An Actor's Theatrical Thoughts

21 May 2008

Typecasting. It’s one of an actor’s greatest fears, and understandably so. Playing the same type of part again and again is neither very fulfilling nor likely to win you any great critical acclaim. You see it happening all the time in the real world, but it’s just as common here in Cambridge. If anything it’s perhaps more of a concern here, where De Niroesque transformations are impossible. Moreover, with so few actors to choose from it’s unavoidable that the ones who do a particular type of part well will be asked to do it again; any actor who can age convincingly is almost invariably going to be cast as the father figure rather than the hero. It’s many an actor’s wish to be given the chance to try something different, but ETG’s production of Julius Caesar reminds us, we should be careful what we wish for.

Director Uri Adiv has made some unusual casting choices, allowing several actors just this opportunity to play against type, and giving us unconventional presentations of characters. Thus we have the slight Ed Rice as the traditionally burly Brutus and the youthful, robust Mark Maughan as the older, elegant Caesar. In a way this makes a refreshing change; if we’ve all seen the characters played in the traditional style, what’s the point in doing them that way again? It’s a problem that faces all Shakespeare productions, that they stand in the shadow of a thousand previous stagings, and what better way to escape them than by taking a new approach to the characters?
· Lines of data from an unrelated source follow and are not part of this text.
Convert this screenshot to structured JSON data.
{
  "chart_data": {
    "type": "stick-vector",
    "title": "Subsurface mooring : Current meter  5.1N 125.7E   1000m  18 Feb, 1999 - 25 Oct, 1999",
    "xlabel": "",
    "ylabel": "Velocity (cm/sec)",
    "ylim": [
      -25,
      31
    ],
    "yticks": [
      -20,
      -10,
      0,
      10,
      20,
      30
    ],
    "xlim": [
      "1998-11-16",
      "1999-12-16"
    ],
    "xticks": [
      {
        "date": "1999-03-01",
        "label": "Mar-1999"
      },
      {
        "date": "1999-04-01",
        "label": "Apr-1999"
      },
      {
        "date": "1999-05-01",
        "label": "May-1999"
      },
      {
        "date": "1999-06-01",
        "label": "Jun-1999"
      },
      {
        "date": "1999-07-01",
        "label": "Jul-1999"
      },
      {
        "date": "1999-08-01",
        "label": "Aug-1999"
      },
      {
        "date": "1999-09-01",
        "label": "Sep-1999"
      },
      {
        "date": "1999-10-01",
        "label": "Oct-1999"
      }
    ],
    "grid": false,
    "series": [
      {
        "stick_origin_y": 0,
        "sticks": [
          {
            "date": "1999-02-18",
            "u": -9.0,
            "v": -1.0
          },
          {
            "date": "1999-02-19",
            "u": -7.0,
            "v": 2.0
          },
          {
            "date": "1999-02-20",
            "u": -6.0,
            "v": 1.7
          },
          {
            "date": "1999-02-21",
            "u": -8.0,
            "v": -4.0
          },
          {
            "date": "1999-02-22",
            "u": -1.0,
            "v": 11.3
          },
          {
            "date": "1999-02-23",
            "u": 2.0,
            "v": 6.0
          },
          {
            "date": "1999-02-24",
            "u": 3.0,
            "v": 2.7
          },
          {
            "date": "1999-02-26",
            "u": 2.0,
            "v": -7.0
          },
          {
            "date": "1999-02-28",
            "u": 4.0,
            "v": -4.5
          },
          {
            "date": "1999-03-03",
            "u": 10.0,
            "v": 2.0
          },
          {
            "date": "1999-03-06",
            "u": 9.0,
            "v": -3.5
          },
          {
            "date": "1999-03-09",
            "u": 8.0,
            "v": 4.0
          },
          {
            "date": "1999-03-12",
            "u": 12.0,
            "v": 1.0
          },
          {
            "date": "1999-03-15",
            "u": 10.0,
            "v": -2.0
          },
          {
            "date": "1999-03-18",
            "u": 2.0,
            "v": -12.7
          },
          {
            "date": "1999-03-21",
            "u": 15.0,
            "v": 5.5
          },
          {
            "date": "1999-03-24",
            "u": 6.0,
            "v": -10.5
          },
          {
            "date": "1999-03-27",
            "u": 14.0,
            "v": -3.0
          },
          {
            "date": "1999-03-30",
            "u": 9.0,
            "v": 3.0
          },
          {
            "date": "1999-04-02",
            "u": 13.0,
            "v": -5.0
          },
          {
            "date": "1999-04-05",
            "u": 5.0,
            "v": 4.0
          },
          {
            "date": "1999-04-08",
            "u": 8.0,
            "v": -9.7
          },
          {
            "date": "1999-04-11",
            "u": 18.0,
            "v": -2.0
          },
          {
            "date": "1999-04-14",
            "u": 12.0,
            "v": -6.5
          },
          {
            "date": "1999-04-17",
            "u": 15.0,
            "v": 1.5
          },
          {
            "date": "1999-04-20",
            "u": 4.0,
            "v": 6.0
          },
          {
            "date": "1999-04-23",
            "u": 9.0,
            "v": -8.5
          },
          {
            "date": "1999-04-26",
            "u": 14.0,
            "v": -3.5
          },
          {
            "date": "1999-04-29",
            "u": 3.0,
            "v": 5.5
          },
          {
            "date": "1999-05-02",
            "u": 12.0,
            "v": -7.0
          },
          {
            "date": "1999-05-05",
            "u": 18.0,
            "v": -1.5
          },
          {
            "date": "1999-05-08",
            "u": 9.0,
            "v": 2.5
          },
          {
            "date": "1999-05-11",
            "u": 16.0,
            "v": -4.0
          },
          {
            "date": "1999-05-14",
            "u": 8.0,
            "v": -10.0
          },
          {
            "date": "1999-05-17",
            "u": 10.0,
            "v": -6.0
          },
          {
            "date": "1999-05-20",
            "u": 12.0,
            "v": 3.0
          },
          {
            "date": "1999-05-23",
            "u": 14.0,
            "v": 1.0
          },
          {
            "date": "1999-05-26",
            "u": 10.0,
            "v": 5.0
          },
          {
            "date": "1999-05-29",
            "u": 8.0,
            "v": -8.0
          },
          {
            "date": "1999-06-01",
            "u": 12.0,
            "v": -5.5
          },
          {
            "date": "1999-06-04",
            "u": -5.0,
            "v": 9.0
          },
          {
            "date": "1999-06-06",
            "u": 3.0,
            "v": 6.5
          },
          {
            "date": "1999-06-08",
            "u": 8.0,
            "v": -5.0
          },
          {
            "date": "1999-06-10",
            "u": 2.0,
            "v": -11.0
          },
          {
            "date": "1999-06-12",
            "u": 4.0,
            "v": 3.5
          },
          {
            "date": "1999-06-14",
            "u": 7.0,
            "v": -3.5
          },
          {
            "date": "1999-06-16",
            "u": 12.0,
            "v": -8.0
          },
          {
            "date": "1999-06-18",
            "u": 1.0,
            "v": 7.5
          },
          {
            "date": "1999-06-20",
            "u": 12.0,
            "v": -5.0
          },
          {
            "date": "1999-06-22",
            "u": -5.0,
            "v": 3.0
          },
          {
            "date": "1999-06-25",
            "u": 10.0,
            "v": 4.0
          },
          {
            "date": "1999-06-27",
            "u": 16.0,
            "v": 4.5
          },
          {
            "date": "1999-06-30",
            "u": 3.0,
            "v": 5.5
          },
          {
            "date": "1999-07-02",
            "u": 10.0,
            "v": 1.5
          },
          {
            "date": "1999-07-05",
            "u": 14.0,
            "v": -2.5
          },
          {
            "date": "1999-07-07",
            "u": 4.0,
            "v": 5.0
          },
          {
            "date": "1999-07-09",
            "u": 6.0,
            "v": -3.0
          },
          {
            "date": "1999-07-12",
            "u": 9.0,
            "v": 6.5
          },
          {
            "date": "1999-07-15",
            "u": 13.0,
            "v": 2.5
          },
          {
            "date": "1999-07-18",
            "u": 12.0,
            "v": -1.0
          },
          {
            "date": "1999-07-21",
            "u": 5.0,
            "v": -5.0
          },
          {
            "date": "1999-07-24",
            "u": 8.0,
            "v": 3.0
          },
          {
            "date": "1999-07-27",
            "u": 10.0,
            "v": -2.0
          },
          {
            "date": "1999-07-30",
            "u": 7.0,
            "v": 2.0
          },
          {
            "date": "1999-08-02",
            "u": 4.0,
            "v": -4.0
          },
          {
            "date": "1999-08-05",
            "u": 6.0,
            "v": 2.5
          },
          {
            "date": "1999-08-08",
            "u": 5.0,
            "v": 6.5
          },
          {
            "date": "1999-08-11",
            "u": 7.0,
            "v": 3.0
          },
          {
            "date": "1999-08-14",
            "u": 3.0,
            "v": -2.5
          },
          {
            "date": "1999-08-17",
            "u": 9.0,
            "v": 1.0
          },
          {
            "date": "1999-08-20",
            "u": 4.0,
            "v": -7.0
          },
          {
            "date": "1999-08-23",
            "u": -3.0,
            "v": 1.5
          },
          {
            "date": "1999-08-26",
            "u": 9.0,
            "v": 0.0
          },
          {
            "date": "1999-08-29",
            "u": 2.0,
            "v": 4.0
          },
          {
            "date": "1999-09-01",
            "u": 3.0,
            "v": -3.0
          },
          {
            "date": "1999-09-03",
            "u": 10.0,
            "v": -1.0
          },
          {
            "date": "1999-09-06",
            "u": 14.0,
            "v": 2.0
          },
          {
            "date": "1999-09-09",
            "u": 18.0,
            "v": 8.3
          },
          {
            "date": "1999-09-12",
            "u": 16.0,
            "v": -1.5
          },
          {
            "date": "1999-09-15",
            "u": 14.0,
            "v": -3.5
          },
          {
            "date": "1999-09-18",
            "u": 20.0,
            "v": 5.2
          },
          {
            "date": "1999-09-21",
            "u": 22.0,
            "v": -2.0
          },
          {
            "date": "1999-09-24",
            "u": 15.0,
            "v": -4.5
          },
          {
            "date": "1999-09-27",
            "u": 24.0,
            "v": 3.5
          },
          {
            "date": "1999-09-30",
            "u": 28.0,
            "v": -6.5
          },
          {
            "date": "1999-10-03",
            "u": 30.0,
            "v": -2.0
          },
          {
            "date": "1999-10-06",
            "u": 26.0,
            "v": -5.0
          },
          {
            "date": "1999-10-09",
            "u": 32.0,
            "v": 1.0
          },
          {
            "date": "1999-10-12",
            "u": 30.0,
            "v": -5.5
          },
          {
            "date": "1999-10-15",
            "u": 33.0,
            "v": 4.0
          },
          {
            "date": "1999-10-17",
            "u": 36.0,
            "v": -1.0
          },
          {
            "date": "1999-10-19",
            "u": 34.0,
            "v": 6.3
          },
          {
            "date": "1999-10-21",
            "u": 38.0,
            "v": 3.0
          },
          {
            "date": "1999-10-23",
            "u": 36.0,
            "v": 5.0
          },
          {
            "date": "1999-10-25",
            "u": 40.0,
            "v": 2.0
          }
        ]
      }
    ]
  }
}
As soon as Ed Rice steps on stage you know he

won’t simply be the stereotypical Brutus, making the production its own beast.

The problem is, if a character has been played one way throughout history, there’s probably a reason, and no matter how good the actor if he doesn’t look the part he simply may not be able to convince. This is sadly the case with Rice, who gives an intelligent performance as Brutus, but doesn’t have the necessary build to convince as a warrior and a leader of men. It’s hard to imagine the people of a city so steeped in military culture, so easily switching their allegiance to a leader who is all brain and no brawn, particularly when the man he has replaced looked so much more powerful. Indeed, this too is a little hard to swallow, Maughan looking slightly too healthy for a man whose constitution the conspirators are continually questioning and who is prone to public acts of fainting.

It is hard then to know whether to envy or pity these actors. On the one hand they are given an opportunity many would jump at, to try their hand at something new, yet on the other no matter how well judged their performances, with their appearances working against them it’s hard to call their portrayals fully successful. In the end, perhaps those of us who are typecast should be grateful that our enormous potential range remains

untested, and thus happily, potentially, enormous.